One is allowed to imagine in such highly speculative accounts that the pestilence would have enveloped Shakespeare profoundly in anguish, of a sort that might have found expression in his plays. A half-out-of-his-mind Lear raging on the stormy heath at the injustices he has suffered comes readily to mind. “Now all the plagues that in the pendulous air / Hang fated o’er men’s faults light on thy daughters!” Lear exclaims. It would be hard for a father to come up with a more terrible wish for his children.
In “Lear” and “Macbeth,” the grotesqueness of the violence - conjured in grief, perhaps? - is unmatched in his other great tragedies: “Macbeth” features the slaughter of Macduff’s children, and in “Lear,” Gloucester’s eyes are gouged out onstage by Cornwall. A plague on Gloucester’s house, indeed. In some productions, his suffering is so graphically depicted that audience members avert their own eyes.

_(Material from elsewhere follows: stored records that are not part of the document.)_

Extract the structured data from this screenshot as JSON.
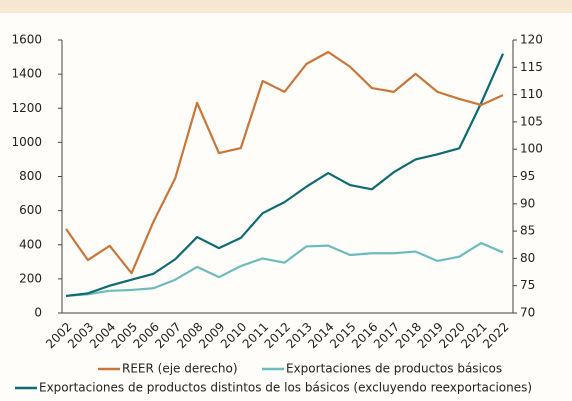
{
  "chart_data": {
    "type": "line",
    "categories": [
      "2002",
      "2003",
      "2004",
      "2005",
      "2006",
      "2007",
      "2008",
      "2009",
      "2010",
      "2011",
      "2012",
      "2013",
      "2014",
      "2015",
      "2016",
      "2017",
      "2018",
      "2019",
      "2020",
      "2021",
      "2022"
    ],
    "series": [
      {
        "name": "REER (eje derecho)",
        "color": "#c8763a",
        "axis": "y2",
        "values": [
          85.4,
          79.7,
          82.3,
          77.3,
          86.7,
          94.7,
          108.5,
          99.3,
          100.2,
          112.5,
          110.5,
          115.6,
          117.8,
          115.1,
          111.2,
          110.5,
          113.8,
          110.5,
          109.2,
          108.1,
          109.9
        ]
      },
      {
        "name": "Exportaciones de productos básicos",
        "color": "#6cbcbc",
        "values": [
          100,
          110,
          130,
          135,
          145,
          195,
          270,
          210,
          275,
          320,
          295,
          390,
          395,
          340,
          350,
          350,
          360,
          305,
          330,
          410,
          355
        ]
      },
      {
        "name": "Exportaciones de productos distintos de los básicos (excluyendo reexportaciones)",
        "color": "#0e6b72",
        "values": [
          100,
          115,
          160,
          195,
          230,
          315,
          445,
          380,
          440,
          585,
          650,
          740,
          820,
          750,
          725,
          825,
          900,
          930,
          965,
          1230,
          1520
        ]
      }
    ],
    "ylim": [
      0,
      1600
    ],
    "yticks": [
      0,
      200,
      400,
      600,
      800,
      1000,
      1200,
      1400,
      1600
    ],
    "y2lim": [
      70,
      120
    ],
    "y2ticks": [
      70,
      75,
      80,
      85,
      90,
      95,
      100,
      105,
      110,
      115,
      120
    ],
    "grid": false
  }
}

The frenzied eruptions in Shakespeare would find a concordant fury centuries later in massively influential works such as Kushner’s "Angels in America" and Larry Kramer’s scathing drama "The Normal Heart." Both were written in the 1980s and early ’90s, at the height of the AIDS epidemic. The conservative Reagan administration’s lassitude in addressing the disease fueled their incendiary prose. The ring of ineffectual, even detrimental, official action in response to an epidemic is familiar, no? One wonders what artists of all stripes will have to say about this, and where the concurrent plague of white supremacy will figure in, as well.
What have people dreamed up during this current pandemic? Who knows what new novel, play or musical work will emerge from this pandemic once we arrive on the other side?